Culture Club: Ein Paradiesvogel entdeckt den Soul

Zumindest aus der Ferne hat sich Boy George nicht verändert. Flamboyantes Kostüm, schillerndes Make-Up und natürlich ein Hut haben den androgynen Sänger von Culture Club schon in den 80er Jahren zu einem Paradiesvogel gemacht und zu einer Ikone der Schwulenszene. Beides ist er bis heute geblieben. Nun hat er seine Band wieder um sich versammelt, um der vergangenen Zeiten zu gedenken und sie neu aufleben zu lassen. Erstmals seit 20 Jahren haben Culture Club eine neue CD aufgenommen, und erstmals seit ihrer Wiedervereinigung sind sie gemeinsam mit ihrem Frontmann auch wieder in Deutschland auf Tour. In Köln, neben Berlin der einzige Halt der Band, zelebrieren Boy George und Culture Club die New-Wave-Ära und zeigen zugleich aus der Distanz (Fotografen sind bei diesem Konzert nicht zugelassen), dass sie in den vergangenen Dekaden durchaus gereift sind. Und den Soul für sich entdeckt haben.

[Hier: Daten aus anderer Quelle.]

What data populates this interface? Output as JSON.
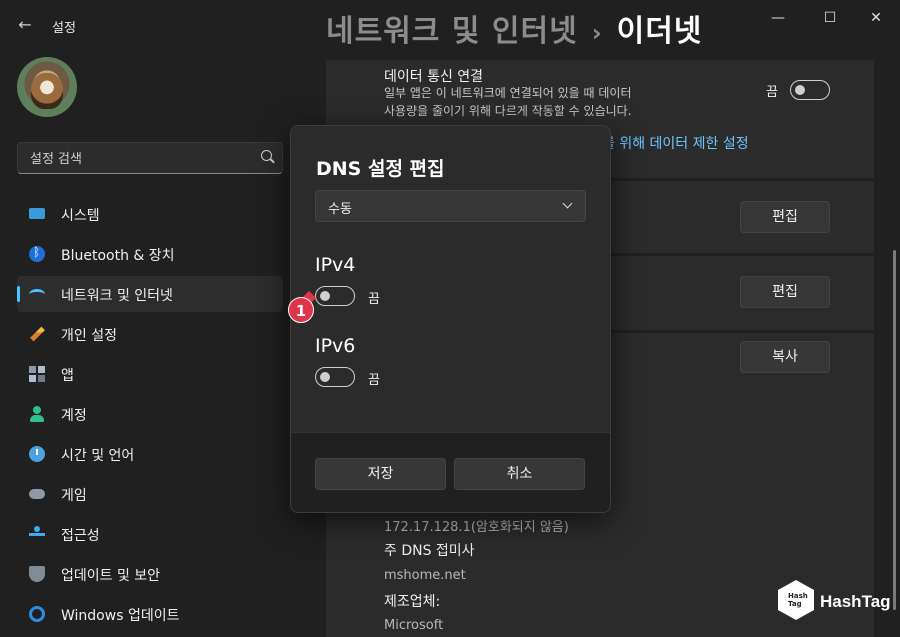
{
  "window": {
    "app_title": "설정",
    "minimize": "—",
    "maximize": "☐",
    "close": "✕"
  },
  "heading": {
    "parent": "네트워크 및 인터넷",
    "separator": "›",
    "current": "이더넷"
  },
  "search": {
    "placeholder": "설정 검색"
  },
  "sidebar": {
    "items": [
      {
        "label": "시스템",
        "icon": "system-icon"
      },
      {
        "label": "Bluetooth & 장치",
        "icon": "bluetooth-icon"
      },
      {
        "label": "네트워크 및 인터넷",
        "icon": "wifi-icon",
        "active": true
      },
      {
        "label": "개인 설정",
        "icon": "brush-icon"
      },
      {
        "label": "앱",
        "icon": "apps-icon"
      },
      {
        "label": "계정",
        "icon": "account-icon"
      },
      {
        "label": "시간 및 언어",
        "icon": "time-icon"
      },
      {
        "label": "게임",
        "icon": "gamepad-icon"
      },
      {
        "label": "접근성",
        "icon": "accessibility-icon"
      },
      {
        "label": "업데이트 및 보안",
        "icon": "shield-icon"
      },
      {
        "label": "Windows 업데이트",
        "icon": "update-icon"
      }
    ]
  },
  "main": {
    "metered": {
      "title": "데이터 통신 연결",
      "desc_line1": "일부 앱은 이 네트워크에 연결되어 있을 때 데이터",
      "desc_line2": "사용량을 줄이기 위해 다르게 작동할 수 있습니다.",
      "toggle_label": "끔"
    },
    "data_limit_link": "를 위해 데이터 제한 설정",
    "edit_button_1": "편집",
    "edit_button_2": "편집",
    "copy_button": "복사",
    "details": {
      "dns_value": "172.17.128.1(암호화되지 않음)",
      "suffix_label": "주 DNS 접미사",
      "suffix_value": "mshome.net",
      "manufacturer_label": "제조업체:",
      "manufacturer_value": "Microsoft"
    }
  },
  "dialog": {
    "title": "DNS 설정 편집",
    "mode_value": "수동",
    "ipv4": {
      "label": "IPv4",
      "toggle_label": "끔"
    },
    "ipv6": {
      "label": "IPv6",
      "toggle_label": "끔"
    },
    "save_label": "저장",
    "cancel_label": "취소"
  },
  "marker": {
    "number": "1",
    "color": "#e0344a"
  },
  "watermark": {
    "text": "HashTag",
    "cube_line1": "Hash",
    "cube_line2": "Tag"
  },
  "colors": {
    "accent": "#4cc2ff",
    "link": "#6cc6ff",
    "background": "#202020"
  }
}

Gerade dieser neue Ansatz ist es denn auch, der dem Konzert im Palladium eine gewisse Frische verleiht. „Runaway Train“, das Culture Club immerhin mit Gladys Knight aufgenommen haben (für Boy George eine große Ehre, auch wenn das Kölner Publikum das angesichts fehlender Reaktionen offenbar nicht so ganz nachvollziehen kann) erweist sich als schöne Pop-Soul-Nummer, ebenso wie „Different Man“, zumindest nachdem die 80er-Jahre-Sounds ein wenig zurückgeschraubt werden und Backgroundsängerin Mary Pearce den Soul vollends aus ihrer Kehle entlassen kann. Beide Stücke stammen vom aktuellen Album „Life“, das allerdings an diesem Abend nur bedingt überzeugen kann: Titel wie „What Does Sorry Mean“ oder auch das schnulzige „Let Somebody Love You“ wirken dann doch sehr seicht, mehr nach Plastik-Pop denn Herz-Soul. Das spürt man auch bei der Performance, die gerade an diesen Stellen lethargisch wirkt, auch wenn Boy George sich wirklich bemüht, das Publikum anzufeuern und zum Brennen zu bringen.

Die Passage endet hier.